ST. AUGUSTINE BEACH, Fla. – A 29-year-old man struck by lightning Tuesday evening outside a home on Ajo Road is in critical condition, according to the St. Johns County Fire Rescue Department.
According to the police report, rescuers found Luke Shimer on an outside upper deck of the home just before 7 p.m.
The homeowner, the victim's father-in-law, told police that he heard a loud clap of thunder and his son smelled something burning. When he walked around the house to investigate, they saw Shimer lying on the deck.
Family members performed CPR until paramedics arrived.

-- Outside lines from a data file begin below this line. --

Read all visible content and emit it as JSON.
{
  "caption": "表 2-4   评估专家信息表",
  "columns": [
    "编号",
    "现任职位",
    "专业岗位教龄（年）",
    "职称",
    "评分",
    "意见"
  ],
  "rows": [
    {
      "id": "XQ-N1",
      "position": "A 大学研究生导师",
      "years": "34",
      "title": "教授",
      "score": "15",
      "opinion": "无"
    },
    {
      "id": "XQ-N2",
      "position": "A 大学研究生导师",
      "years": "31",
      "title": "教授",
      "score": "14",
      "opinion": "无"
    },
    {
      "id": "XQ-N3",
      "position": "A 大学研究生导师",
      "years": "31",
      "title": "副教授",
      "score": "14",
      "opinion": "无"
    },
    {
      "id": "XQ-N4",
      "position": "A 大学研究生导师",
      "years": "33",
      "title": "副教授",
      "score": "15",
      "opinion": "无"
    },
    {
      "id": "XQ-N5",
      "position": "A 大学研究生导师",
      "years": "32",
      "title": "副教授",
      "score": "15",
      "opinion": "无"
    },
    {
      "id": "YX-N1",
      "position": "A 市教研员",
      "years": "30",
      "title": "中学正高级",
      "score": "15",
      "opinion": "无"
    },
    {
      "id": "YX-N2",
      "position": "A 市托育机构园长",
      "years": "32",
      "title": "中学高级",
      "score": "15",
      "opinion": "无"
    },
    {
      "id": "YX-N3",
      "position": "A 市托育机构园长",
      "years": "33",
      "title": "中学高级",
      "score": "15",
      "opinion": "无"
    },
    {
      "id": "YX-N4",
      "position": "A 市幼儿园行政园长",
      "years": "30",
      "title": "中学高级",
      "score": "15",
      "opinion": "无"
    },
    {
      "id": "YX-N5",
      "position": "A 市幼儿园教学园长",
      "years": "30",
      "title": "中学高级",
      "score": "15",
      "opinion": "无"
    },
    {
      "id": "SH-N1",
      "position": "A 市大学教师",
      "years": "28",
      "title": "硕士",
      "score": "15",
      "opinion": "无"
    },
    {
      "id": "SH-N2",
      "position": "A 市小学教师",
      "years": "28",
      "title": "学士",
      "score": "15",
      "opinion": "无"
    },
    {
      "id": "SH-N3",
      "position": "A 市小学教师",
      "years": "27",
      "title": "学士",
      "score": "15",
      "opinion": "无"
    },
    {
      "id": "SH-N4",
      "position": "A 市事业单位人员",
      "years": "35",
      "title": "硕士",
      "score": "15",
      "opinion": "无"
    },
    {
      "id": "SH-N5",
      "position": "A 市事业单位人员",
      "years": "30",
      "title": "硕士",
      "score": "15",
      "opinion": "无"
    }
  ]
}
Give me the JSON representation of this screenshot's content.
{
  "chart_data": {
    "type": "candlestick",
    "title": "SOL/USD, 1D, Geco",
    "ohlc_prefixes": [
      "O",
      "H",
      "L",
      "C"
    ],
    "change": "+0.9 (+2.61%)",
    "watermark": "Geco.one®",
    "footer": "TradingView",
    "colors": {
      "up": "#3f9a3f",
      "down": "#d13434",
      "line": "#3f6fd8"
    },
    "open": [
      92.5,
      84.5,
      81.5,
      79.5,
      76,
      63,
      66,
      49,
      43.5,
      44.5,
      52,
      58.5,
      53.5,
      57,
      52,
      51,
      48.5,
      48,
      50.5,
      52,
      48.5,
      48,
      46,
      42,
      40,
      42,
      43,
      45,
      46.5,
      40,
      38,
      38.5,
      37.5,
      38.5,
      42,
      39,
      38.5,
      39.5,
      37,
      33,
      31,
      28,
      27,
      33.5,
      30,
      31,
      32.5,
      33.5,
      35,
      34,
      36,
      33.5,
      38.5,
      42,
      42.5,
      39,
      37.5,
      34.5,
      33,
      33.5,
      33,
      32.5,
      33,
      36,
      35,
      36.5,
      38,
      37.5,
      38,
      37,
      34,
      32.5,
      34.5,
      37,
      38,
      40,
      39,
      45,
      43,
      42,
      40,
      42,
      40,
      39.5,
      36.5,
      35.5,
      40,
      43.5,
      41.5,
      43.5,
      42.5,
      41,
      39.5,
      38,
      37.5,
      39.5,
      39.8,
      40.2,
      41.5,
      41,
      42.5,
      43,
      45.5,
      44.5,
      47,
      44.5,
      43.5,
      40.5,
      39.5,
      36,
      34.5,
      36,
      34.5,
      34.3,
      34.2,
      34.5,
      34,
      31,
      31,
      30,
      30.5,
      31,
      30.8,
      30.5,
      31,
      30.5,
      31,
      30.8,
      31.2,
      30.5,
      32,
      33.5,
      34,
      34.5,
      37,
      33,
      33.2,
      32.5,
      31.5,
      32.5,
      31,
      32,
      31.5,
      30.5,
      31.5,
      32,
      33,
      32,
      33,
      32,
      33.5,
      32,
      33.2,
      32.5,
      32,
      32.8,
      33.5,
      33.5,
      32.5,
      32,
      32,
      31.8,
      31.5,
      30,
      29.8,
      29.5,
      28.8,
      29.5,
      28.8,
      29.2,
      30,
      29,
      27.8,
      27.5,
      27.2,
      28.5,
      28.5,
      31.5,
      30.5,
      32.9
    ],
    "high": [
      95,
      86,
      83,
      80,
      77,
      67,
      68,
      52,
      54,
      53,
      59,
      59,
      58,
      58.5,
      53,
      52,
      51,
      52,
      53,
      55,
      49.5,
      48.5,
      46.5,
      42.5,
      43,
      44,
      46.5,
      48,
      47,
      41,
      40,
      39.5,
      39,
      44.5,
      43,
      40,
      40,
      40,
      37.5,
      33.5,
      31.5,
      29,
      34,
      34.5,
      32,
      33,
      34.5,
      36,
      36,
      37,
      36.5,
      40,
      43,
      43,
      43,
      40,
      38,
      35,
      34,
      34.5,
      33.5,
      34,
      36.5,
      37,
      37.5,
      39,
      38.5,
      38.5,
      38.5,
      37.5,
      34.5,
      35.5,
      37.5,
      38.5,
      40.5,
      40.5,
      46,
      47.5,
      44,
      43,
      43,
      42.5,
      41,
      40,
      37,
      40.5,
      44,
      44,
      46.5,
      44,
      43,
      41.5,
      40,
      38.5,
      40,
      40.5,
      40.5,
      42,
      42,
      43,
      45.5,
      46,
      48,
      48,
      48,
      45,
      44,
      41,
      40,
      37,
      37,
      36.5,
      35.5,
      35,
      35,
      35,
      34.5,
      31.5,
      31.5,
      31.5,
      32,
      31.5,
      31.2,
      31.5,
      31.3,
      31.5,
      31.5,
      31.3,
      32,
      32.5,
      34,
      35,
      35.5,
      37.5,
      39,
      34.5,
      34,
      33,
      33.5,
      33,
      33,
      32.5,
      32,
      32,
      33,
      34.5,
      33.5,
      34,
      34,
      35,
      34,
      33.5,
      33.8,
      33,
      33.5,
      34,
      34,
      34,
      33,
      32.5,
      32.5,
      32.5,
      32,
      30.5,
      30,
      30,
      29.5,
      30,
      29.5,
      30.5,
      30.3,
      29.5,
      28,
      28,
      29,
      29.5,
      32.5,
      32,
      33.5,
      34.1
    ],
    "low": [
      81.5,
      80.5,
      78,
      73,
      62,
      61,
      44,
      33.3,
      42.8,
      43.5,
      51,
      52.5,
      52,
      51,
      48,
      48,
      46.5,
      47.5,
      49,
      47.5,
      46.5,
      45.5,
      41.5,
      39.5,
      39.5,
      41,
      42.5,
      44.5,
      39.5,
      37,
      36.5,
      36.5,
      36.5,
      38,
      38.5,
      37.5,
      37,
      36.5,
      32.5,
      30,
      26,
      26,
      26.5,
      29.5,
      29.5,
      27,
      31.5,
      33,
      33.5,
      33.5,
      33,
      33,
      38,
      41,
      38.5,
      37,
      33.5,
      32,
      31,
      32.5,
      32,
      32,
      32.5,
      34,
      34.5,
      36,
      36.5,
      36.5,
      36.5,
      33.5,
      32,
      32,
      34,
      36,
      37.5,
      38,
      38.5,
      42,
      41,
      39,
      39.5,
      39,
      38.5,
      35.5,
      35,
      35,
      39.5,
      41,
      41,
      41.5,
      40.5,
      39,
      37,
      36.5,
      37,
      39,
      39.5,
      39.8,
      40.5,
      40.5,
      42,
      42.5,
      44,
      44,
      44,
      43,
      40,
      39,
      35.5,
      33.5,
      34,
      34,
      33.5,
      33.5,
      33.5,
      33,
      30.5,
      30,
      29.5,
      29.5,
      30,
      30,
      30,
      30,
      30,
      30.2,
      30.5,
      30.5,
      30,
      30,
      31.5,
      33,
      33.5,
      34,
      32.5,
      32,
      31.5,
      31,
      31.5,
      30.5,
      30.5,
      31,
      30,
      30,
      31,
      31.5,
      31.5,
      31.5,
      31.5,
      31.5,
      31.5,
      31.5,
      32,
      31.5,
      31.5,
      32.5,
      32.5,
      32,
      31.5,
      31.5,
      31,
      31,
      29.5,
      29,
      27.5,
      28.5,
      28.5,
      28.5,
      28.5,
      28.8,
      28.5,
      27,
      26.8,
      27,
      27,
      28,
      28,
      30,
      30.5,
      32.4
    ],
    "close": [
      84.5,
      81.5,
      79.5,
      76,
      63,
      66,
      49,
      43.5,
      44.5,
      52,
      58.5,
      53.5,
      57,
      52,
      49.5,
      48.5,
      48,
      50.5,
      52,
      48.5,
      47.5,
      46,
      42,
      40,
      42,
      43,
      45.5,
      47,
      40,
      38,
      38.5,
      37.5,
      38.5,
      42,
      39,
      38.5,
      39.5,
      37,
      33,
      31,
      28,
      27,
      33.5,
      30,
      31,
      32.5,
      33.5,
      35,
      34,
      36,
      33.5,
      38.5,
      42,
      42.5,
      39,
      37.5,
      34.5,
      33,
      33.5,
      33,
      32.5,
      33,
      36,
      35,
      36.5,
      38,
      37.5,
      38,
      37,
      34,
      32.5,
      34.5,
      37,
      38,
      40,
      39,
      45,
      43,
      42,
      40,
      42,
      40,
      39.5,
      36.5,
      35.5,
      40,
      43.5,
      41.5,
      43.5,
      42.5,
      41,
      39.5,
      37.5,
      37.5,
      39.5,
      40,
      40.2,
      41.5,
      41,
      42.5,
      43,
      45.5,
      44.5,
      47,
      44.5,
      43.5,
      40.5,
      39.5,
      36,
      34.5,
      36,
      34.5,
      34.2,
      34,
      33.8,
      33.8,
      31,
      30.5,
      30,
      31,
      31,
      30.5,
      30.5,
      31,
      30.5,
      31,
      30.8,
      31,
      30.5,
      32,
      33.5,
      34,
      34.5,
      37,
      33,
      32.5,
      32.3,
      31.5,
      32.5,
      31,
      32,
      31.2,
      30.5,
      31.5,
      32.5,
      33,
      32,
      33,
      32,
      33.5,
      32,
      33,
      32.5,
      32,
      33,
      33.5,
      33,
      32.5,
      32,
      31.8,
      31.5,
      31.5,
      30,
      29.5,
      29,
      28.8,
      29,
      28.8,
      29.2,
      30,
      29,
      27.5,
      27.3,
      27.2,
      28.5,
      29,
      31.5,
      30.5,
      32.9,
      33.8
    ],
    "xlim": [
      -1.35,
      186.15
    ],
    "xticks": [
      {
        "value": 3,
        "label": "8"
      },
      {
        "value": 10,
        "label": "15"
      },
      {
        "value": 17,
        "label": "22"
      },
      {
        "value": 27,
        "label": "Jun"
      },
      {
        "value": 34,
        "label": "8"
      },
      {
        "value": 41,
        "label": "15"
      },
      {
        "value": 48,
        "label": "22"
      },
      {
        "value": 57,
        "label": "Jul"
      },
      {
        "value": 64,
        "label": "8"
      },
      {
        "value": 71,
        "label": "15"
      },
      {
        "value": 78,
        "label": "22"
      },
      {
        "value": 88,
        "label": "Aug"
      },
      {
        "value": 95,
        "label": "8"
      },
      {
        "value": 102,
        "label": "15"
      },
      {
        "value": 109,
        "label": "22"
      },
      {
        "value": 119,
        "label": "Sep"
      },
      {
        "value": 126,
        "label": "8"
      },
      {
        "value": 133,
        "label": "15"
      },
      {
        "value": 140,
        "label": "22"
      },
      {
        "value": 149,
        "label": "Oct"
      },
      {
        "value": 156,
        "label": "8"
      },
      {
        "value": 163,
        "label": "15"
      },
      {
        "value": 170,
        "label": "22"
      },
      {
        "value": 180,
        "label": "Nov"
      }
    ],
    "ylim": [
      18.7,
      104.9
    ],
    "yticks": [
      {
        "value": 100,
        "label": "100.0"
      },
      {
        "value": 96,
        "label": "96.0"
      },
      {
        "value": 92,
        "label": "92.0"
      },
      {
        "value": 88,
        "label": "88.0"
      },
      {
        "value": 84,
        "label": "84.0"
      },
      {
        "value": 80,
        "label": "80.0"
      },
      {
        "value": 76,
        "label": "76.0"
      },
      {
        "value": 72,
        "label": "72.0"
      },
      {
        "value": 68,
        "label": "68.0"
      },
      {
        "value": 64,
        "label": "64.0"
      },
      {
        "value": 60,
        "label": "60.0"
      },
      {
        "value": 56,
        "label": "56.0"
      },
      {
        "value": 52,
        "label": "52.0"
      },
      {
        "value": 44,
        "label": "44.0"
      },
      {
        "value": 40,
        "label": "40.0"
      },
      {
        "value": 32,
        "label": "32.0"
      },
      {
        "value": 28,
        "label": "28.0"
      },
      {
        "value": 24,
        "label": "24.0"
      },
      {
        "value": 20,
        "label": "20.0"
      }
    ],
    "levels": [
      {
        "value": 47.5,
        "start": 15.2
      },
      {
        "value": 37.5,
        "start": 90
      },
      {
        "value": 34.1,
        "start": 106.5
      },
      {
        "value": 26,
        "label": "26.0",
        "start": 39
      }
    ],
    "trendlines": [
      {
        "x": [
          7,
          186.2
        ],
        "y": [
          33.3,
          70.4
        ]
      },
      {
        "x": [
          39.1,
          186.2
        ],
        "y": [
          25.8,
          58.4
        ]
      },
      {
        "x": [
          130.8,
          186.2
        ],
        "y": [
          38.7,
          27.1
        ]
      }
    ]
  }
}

Shimer was resuscitated and taken to Flagler Hospital.
"Twice we heard such a loud lightning and thunder that we knew it hit somewhere," said Gisela Prange, who lives across the street from her neighbor who was struck by lightning. "You hear it always, but this time, it was the first time that it was so close."
Police noted that there was charring on the wooden deck, some decorative lighting was damaged and the victim's cellphone case was found in pieces, with the phone itself found in the dirt under the deck.
"The symptoms following a lightning strike could be various, depending on how severe the strike was, if it was a direct strike versus if it was a strike that hit something in the vicinity and you just received a residual bit of that shock that occurred," said SJCFR public information officer Capt. Jeremy Robshaw. "That particularly could of just been an anomaly where something happened. It’s a tragedy, and we certainly have to deal with that. That’s a possibility when dealing with the unpredictability of nature.”
News4Jax contacted the man's family, but they requested privacy at this time.
Lightning from the same thunderstorm also struck a house on Green Turtle Lane at 6:47 p.m. Tuesday.
While Fire Rescue said the lightning strike did not cause a fire, there was a fire reported about 30 minutes later at a home on Datil Pepper Road. Fire investigators are trying to figure out whether the fire was caused by lightning.
Robshaw said the potential for these types of incidents increases in the summer months because of more thunderstorm activity and lightning strikes.
"We are the capital for the world really when it comes to lightning, so I think it's something, awareness is they key. If people are aware that lightning is ongoing, to find a safe place, a safe place with shelter where you can be protected," Robshaw said.
News4Jax Chief Meteorologist John Gaugh has several tips about what to do during a thunderstorm.
He said people must be in a house or car with the windows up, and halfway doesn't count. He also said lightning frequencies increase as summer heat builds, so prepare for afternoon storms.